L'avocate représentant le département, Me Stéphanie Zaks, a fermement dénoncé un "procès clairement politique". "Le temps consacré aux audiences correctionnelles est précieux. Des discussions administratives pourraient avoir lieu sur un terrain différent", a ajouté Véronique Wester-Ouisse, la représentante du parquet. En revanche, Franck Carpentier, avocat de la CGT, a affirmé que ce procès est avant tout une question de droit, rappelant que la situation des allocataires du Revenu de solidarité active (RSA) était comparable à des situations de harcèlement moral institutionnel, similaires aux évènements chez France Télécom dans les années 2000.

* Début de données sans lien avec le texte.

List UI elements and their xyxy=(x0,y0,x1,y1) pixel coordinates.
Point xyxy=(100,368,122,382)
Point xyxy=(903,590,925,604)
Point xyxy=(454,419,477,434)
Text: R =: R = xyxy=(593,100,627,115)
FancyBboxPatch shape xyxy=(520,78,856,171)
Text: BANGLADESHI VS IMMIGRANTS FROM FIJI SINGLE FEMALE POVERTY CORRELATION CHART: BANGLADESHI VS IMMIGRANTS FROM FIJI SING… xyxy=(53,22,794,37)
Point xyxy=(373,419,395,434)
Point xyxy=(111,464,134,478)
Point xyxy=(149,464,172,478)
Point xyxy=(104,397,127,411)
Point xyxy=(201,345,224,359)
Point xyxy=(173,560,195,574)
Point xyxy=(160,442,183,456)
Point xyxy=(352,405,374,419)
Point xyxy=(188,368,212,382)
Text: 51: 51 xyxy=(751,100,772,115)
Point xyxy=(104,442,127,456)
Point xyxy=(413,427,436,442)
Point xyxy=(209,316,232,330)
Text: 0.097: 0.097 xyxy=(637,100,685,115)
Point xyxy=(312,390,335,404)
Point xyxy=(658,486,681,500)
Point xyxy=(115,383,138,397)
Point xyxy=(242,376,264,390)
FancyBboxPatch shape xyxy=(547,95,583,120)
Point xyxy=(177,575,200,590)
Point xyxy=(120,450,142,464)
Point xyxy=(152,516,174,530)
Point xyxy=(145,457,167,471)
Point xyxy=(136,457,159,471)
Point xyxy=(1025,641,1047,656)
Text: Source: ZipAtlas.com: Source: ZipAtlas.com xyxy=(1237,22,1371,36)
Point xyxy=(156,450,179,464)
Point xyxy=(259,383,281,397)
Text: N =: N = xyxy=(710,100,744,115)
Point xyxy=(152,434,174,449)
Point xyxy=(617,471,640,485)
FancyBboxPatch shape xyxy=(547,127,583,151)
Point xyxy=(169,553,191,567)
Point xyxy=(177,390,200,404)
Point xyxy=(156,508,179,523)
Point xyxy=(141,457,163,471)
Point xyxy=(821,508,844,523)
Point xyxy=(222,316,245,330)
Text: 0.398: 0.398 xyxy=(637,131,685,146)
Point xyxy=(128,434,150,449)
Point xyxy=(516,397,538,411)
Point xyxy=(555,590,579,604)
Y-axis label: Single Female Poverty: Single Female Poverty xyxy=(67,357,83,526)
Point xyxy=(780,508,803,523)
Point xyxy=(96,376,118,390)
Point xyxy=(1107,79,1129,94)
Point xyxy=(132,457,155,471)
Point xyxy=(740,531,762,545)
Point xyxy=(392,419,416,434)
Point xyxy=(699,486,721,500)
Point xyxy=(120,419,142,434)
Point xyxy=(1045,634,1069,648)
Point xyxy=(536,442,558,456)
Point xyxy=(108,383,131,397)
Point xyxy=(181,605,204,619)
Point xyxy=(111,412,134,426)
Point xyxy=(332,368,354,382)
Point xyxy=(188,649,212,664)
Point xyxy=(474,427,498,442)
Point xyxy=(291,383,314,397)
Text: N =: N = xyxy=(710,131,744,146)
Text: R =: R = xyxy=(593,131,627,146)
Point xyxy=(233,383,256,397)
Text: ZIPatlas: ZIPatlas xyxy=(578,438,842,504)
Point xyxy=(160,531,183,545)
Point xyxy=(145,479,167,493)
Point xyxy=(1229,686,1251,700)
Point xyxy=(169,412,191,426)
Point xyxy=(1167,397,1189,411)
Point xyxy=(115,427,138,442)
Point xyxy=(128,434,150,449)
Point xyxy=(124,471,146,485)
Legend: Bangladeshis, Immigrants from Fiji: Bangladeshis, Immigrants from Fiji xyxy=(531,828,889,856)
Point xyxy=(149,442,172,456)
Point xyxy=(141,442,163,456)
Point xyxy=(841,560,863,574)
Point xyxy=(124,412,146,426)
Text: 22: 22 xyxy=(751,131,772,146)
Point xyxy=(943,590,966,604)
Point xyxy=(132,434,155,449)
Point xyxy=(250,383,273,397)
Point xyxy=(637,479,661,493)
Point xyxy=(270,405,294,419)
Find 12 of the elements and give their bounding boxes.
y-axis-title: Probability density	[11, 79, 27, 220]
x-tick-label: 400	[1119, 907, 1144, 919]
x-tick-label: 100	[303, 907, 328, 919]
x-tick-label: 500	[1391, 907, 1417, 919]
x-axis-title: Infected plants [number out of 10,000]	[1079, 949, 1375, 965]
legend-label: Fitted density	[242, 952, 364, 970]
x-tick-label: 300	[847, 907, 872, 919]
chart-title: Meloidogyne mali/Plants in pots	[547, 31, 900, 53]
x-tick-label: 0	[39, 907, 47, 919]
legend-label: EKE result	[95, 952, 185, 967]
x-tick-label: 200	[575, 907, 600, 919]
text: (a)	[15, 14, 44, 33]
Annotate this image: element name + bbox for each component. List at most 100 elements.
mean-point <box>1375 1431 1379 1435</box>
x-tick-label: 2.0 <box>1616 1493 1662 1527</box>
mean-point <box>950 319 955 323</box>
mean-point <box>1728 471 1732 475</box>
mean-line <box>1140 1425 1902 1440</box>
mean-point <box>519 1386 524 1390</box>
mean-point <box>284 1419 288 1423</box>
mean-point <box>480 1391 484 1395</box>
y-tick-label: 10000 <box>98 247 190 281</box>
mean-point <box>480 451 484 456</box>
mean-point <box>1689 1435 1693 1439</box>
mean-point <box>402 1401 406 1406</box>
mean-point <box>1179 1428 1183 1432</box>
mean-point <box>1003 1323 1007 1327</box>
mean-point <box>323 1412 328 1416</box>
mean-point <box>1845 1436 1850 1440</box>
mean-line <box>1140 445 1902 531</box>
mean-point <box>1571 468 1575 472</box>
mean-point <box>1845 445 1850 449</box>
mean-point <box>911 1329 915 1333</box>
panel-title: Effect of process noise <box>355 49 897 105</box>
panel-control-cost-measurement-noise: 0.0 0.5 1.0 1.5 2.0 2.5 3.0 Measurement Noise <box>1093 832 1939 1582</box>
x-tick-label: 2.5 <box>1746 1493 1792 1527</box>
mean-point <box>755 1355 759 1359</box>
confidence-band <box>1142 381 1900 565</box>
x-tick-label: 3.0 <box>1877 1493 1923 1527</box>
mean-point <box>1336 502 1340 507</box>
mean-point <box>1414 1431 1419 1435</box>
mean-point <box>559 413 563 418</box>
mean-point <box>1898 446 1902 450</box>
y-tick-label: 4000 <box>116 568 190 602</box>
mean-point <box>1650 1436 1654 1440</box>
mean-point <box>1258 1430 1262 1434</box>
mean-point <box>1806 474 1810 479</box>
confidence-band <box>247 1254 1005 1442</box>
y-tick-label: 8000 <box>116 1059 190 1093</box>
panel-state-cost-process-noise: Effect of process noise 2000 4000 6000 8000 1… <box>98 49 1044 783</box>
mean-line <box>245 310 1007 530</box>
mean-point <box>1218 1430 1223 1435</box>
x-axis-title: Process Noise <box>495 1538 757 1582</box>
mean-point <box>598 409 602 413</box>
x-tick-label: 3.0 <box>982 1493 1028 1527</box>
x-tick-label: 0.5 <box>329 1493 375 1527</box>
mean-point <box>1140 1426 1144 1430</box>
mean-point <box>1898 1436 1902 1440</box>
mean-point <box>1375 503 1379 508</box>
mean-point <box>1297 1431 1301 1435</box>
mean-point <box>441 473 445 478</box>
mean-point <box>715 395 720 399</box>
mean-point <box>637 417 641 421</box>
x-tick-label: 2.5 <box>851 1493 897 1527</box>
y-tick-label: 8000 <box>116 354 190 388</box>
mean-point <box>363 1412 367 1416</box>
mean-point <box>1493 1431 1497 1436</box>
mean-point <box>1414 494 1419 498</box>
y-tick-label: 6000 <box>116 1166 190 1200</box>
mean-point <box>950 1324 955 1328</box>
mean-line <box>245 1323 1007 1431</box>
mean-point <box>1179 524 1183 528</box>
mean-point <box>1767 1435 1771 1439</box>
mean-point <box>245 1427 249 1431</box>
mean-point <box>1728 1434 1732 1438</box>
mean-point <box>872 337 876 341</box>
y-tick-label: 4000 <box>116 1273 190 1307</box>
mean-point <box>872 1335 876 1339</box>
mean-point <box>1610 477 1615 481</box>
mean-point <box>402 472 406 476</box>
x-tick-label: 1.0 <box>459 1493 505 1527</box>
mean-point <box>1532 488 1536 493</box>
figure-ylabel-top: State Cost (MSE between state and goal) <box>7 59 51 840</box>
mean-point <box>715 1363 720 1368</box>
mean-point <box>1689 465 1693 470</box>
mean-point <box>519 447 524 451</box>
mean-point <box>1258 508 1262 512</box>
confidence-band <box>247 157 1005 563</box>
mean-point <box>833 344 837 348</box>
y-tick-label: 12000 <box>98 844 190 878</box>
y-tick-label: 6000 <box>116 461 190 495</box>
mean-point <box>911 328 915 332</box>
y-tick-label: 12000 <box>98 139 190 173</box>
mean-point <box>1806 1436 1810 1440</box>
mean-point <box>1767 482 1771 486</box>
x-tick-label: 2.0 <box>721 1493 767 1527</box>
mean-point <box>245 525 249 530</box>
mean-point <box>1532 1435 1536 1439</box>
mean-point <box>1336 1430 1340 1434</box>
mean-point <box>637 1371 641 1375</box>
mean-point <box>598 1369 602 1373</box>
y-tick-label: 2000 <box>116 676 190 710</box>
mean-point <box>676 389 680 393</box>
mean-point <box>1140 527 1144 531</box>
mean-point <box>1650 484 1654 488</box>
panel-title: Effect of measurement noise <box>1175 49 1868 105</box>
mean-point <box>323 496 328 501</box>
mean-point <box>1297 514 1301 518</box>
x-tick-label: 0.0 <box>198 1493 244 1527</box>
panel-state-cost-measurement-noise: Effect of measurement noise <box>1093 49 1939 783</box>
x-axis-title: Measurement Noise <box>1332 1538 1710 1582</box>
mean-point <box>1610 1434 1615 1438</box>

Le climat de tension s'est palpable ce lundi lorsque quelque 200 manifestants se sont rassemblés devant le tribunal pour soutenir les plaignants. "L'objectif de ce procès est de mettre fin à cette machine à broyer", a déclaré Ludovic Morin, secrétaire général de la CGT du Finistère. Depuis le début de la citation à comparaître, une quarantaine de nouveaux témoignages ont été recueillis, renforçant le dossier.
Un témoignage poignant parmi d'autres
Cécile, une maraîchère de 39 ans à Guengat, a fait part de son expérience dévastatrice durant un contrôle RSA qui a abouti à sa radiation en juin 2025. "Ces mois ont été horribles, marqués par un harcèlement quotidien", a-t-elle relaté. Malgré ses alertes sur sa santé mentale et sa précarité, les demandes administratives ont continué sans relâche.
En réaction, Maël de Calan, président du département, a accusé les plaignants de vouloir mener un affrontement politique, soutenant que le recours était infondé. "C'est une fierté que l'extrême-gauche conteste nos propositions sur le RSA", a-t-il affirmé. Il a également rappelé qu’il devra comparaître ce même jour devant le tribunal en raison d'affirmations diffamatoires portées contre un député LFI, soulignant ainsi l'atmosphère chargée de cette affaire.